Défaite des maîtres et possesseurs – Vincent Message

Comment parler de ce livre sans dévoiler toute l’histoire ? Et bien en ne parlant pas du tout de l’histoire !
Celle de Malo, d’Iris essentiellement …Mais j’ai dit que je ne parlerais pas de l’histoire …
J’ai repéré ce livre sur de nombreux blogs et je savais avant de démarrer la lecture un fait important (que je ne dirais pas ici puisqu’il il fait partie de l’histoire )

C’est un livre très habilement construit, qui tient en haleine alternant des faits sur cette dystopie et une réflexion plus générale sur notre rapport à la Terre. Les informations pour comprendre le contexte sont distillées au goutte à goutte, ferrant la lectrice que je suis…

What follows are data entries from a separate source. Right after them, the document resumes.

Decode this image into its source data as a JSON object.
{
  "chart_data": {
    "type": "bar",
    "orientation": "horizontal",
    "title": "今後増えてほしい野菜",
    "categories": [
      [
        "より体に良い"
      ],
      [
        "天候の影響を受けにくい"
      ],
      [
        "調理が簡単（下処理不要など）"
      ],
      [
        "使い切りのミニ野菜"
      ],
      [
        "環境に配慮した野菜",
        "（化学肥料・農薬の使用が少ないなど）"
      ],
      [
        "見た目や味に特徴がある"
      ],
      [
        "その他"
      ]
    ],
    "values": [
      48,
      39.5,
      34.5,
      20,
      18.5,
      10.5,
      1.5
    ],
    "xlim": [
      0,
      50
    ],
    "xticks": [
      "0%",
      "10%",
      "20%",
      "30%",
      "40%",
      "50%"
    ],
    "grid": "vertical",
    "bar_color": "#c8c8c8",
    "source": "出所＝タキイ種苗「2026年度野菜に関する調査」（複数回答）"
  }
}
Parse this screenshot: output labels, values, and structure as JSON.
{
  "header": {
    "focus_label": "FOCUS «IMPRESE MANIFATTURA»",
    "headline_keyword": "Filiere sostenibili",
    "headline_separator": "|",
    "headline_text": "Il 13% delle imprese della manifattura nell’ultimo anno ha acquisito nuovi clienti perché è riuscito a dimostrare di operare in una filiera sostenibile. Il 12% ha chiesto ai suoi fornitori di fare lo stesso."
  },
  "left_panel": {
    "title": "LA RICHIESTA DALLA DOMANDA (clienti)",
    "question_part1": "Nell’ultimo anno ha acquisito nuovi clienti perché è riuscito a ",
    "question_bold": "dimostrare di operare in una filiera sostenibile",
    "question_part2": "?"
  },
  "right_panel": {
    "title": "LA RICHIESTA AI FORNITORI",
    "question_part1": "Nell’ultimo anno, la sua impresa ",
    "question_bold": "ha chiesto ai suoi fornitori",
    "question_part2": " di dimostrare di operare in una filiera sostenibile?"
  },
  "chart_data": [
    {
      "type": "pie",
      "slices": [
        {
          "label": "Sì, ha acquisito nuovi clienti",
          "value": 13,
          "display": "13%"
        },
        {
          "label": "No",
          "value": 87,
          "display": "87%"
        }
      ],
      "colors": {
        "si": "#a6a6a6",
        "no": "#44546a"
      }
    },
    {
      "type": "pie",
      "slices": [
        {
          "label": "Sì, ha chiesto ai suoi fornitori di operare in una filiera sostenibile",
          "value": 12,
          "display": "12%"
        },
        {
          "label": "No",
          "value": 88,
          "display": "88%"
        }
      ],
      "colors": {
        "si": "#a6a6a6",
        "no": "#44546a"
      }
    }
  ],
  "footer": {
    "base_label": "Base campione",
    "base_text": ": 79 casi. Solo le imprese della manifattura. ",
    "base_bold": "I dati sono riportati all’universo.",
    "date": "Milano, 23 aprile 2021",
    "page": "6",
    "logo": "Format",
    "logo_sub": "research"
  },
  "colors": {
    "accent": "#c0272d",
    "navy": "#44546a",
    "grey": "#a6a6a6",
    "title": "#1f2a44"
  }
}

L’histoire (dont j’ai promis de ne pas parler) nous est racontée par Malo, une sorte d’assistant parlementaire qui est chargé de défendre une loi. Laquelle ? et bien lisez ce livre ….
Il nous raconte d’abord l’accident d’Iris, l’accueil aux urgences puis remonte le fil de leur rencontre ainsi que plus brièvement celle des parents de Malo…

Mon coup de cœur absolu pour 2019 !
Et cette fin ! A la fois horrible (humainement parlant) et formidable (je n’ai rien vu venir ou pas voulu voir venir)

L’avis de Kathel et celui d’Ingannmic 

Un extrait – page 21
Autre vision. C’est le printemps –printemps subit dans ma mémoire. L’averse est passée, et dans le pays de collines autour de la maison où nous allons à la campagne, tout fume et tout scintille. Iris vient me trouver aussitôt, elle s’en fout que je fasse la sieste ou que je travaille, elle veut sortir, saisir le moment qui s’offre, ne rien avoir à regretter si de nouveau ça s’assombrit. Parfois je suis moi aussi énervé d’impatience, parfois c’est plutôt pour lui faire plaisir, mais dans tous les cas je m’équipe, on sort. Dehors, le moindre brin d’herbe porte la lueur parfaite d’une goutte ronde. On marche sans compter les heures, dans cette région de moyenne montagne où la vue change à chaque virage, et où les chemins ne fatiguent pas. Je ne sais comment il fait, par où il passe, mais le paysage m’entre en tête. Les sapinières noires et compactes. La silhouette de l’observatoire, sur le plus haut des sommets de la chaîne qu’on voit se découper à l’est. Iris se tient un peu en avant de moi, elle se met à courir pour un oui ou pour un non, moins endurante, mais explosive. Je vois ses jambes. Ses jambes là-bas, élégantes, élancées, qui me font signe, me commandent de la suivre. Elle s’arrête net au bord du chemin, cueille une graminée dont elle coince la tige entre ses incisives, et qui suffit – mains dans les poches, tignasse déglinguée par la pluie –à lui donner l’allure d’un jeune poète rebelle. L’air nous imprègne, et ses odeurs d’herbe et de bois. On pourrait avoir l’impression de renouer avec les sensations qu’a toujours dû donner cette terre dans les régions de climat océanique et tempéré. Mais les nuages qui filent, et le tremblement sans douleur des épis dans les champs – ils ne peuvent pas faire oublier que les oiseaux ont fait silence. De loin en loin, on croise un cheval. Il n’en reste plus beaucoup, et leur encolure est aussi solitaire au-dessus de leur mangeoire qu’un arbre mort au milieu d’un vallon.